Behind the Curtain of Modern Banking
Featuring New Books in Economics, New Books in Economic and Business History, and an Interview with Professor Alan Bollard
Economic and Business History
We encounter economics every single day— when we visit the store, when we pay our bills, and when we go to work. Economics underpins so much of modern-day life that we often forget that for millennia, people rarely exchanged goods and services. Instead, they subsisted on the production that they could generate locally or in small groups.
As a discipline, economics examines everything from the psychology of individual transactions to the macro-scale of global financial systems. Some scholars take a theoretical approach, modeling human behavior with abstruse mathematical equations. Others take an empirical approach, collecting vast sums of historical data and divining long-running trends of growth and inequality.
Public battles have been waged between different economic sects: everyone from Marxists to acolytes of Milton Friedman. The primacy of the government versus that of the market has been one of the most crucial political questions of the past century. Undeniably, we will continue this debate with little hope for an obvious resolution. In the meantime, you can listen to our wonderful hosts interview scholars of economics and economic and business history.
Scholarly Sources
Alan Bollard is a Professor of Practice at the School of Government, Wellington School of Business and Government. He was the Governor of the Reserve Bank of New Zealand from 2002 to 2012.
Q: What are you reading right now?
A: I am reading The Covenant of Water by Abraham Verghese.
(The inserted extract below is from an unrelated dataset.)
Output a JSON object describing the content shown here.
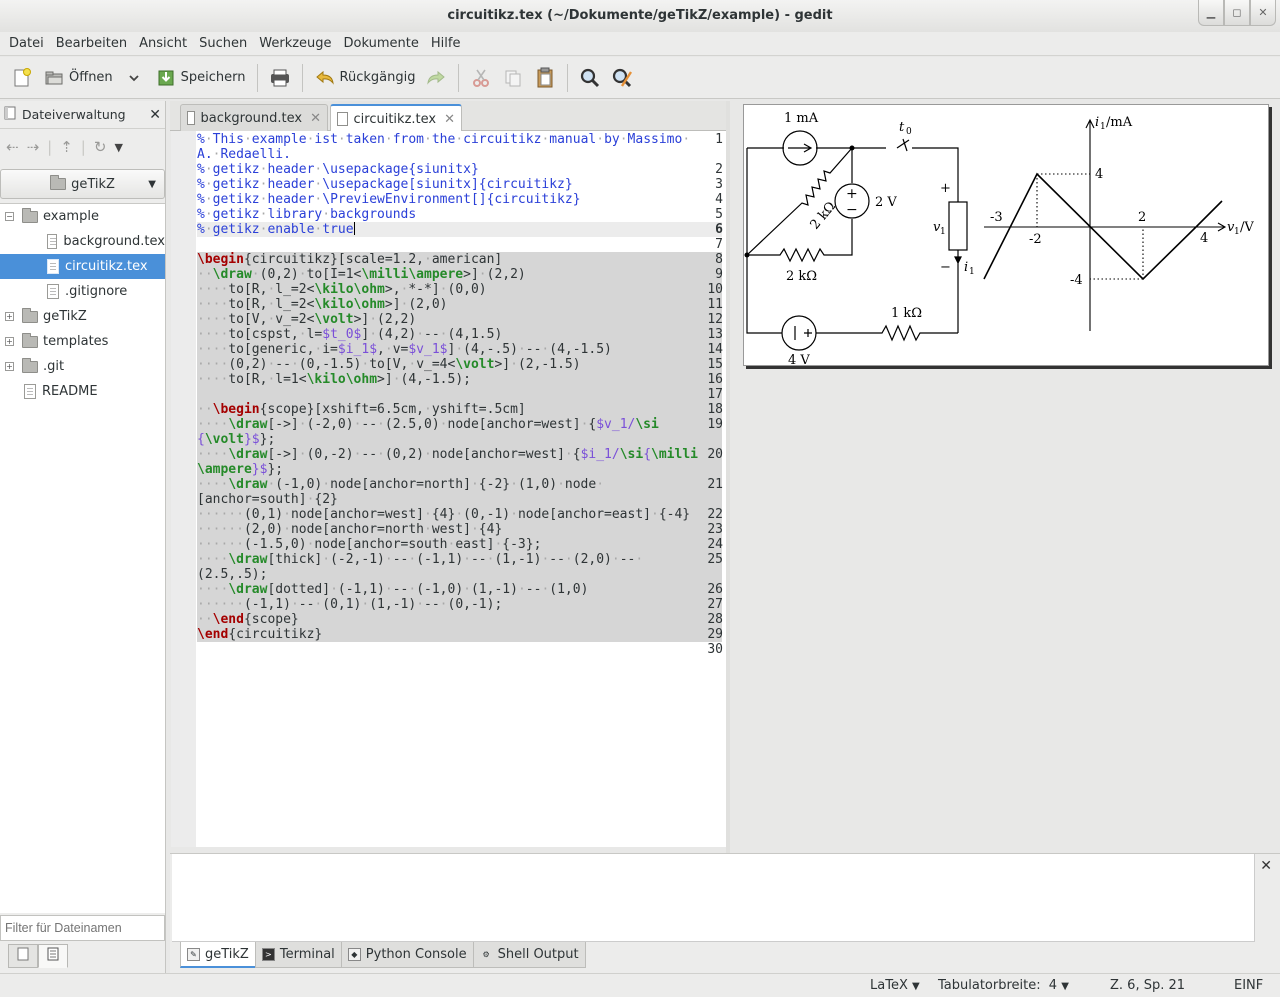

He’s a brilliant writer, but it’s long, and I might just not finish this one!
Q: What is your favorite book or essay to assign to give to people and why?
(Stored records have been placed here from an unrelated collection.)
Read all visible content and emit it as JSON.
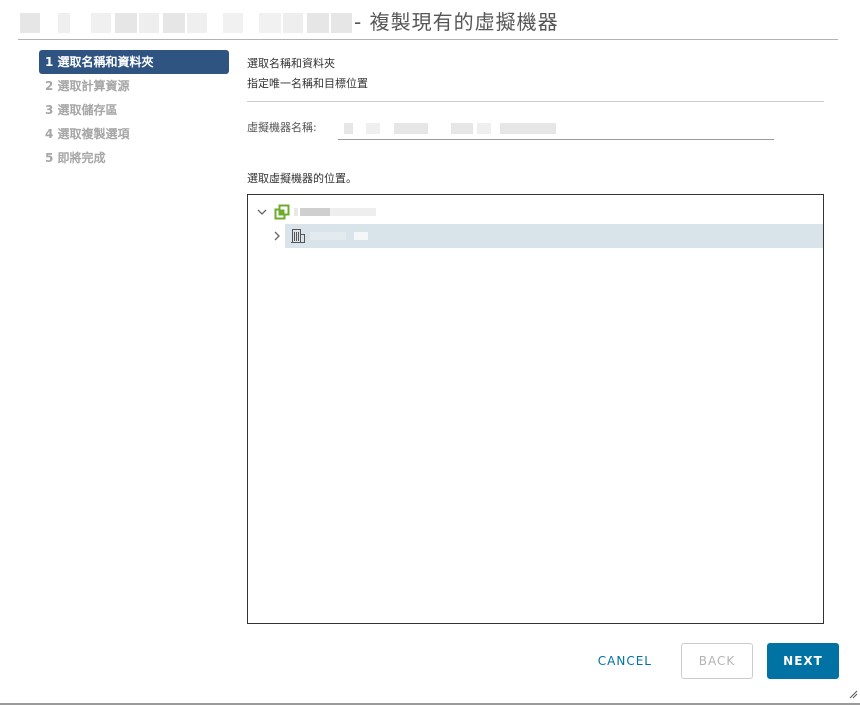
{
  "dialog": {
    "title": "- 複製現有的虛擬機器"
  },
  "steps": [
    {
      "label": "1 選取名稱和資料夾",
      "active": true
    },
    {
      "label": "2 選取計算資源",
      "active": false
    },
    {
      "label": "3 選取儲存區",
      "active": false
    },
    {
      "label": "4 選取複製選項",
      "active": false
    },
    {
      "label": "5 即將完成",
      "active": false
    }
  ],
  "content": {
    "heading": "選取名稱和資料夾",
    "subheading": "指定唯一名稱和目標位置",
    "vm_name_label": "虛擬機器名稱:",
    "vm_name_value": "",
    "location_label": "選取虛擬機器的位置。"
  },
  "tree": {
    "root": {
      "icon": "vcenter-icon",
      "expanded": true
    },
    "child": {
      "icon": "datacenter-icon",
      "expanded": false,
      "selected": true
    }
  },
  "buttons": {
    "cancel": "CANCEL",
    "back": "BACK",
    "next": "NEXT"
  },
  "colors": {
    "accent": "#0072a3",
    "active_step": "#2f5482",
    "selected_row": "#d9e4ea",
    "vcenter_icon": "#6cab2c"
  }
}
A: Well maybe this is a bit of a cheat, but I am giving my latest book, Economists in the Cold War: How a Handful of Economists Fought the Battle of Ideas, just published, by the Oxford University Press.
Q: Is there a book you read as a student that had a particularly profound impact on your trajectory as a scholar?
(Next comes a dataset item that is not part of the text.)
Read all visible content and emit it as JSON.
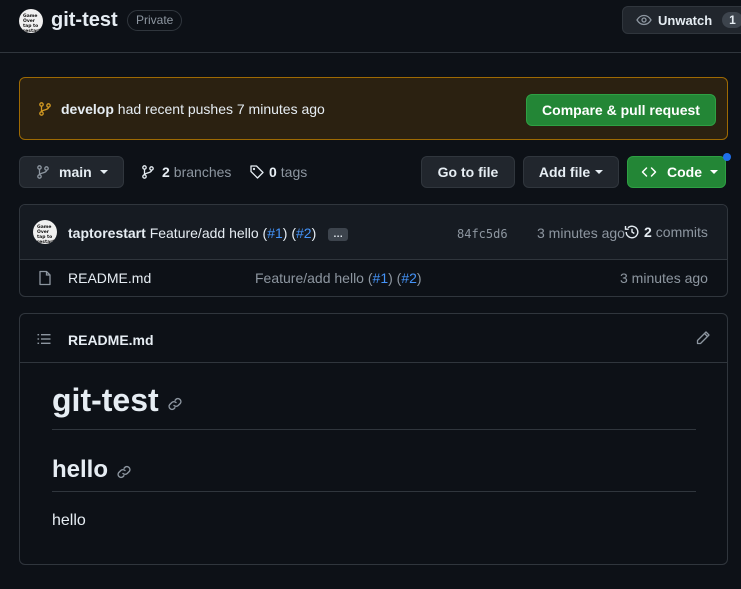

A: Yes, The Limits to Growth by Donella Meadows and others. It was published in 1972 and was a computer simulation of the impact of exponential growth on our limited supply of resources. Sounds basic now, but at the time to a young student of economics, it was an eye-opener. It got a lot of projections wrong, but in principle, it foresaw the sort of climate change problems we are grappling with today.
Q: Which deceased writer would you most like to meet and why?
A: John le Carré. He started and led a whole new fiction genre: the complex, implicated anti-hero spy saga. I heard him talk once, and he was very impressive, but it would have been great to get him to a dinner party.
Q: What's the best book you've read in the past year?
A: Well, there have been a few, but a recent trip to Sicily was much enlightened by reading the famous, The Leopard, by Giuseppe Di Lampedusa, the story of an old man struggling to keep up with the changes in life.
Q: Have you seen any films, documentaries, or museum exhibitions that left an impression on you recently?
A: I am Chair of the New Zealand Portrait Gallery– at the moment we have oil portraits by Euan MacLeod of a friend he talked with on Zoom during Covid lockdowns. He talked to him daily for a year, and each time painted his portrait off the screen. There are 321 portraits on the wall, a tribute to …. I don’t know, endurance? It’s crazy!
Q: What do you plan on reading next?
A: Tomas Nevinson¸ by Javier Marías, described as ‘a thriller in sinuous slow motion’!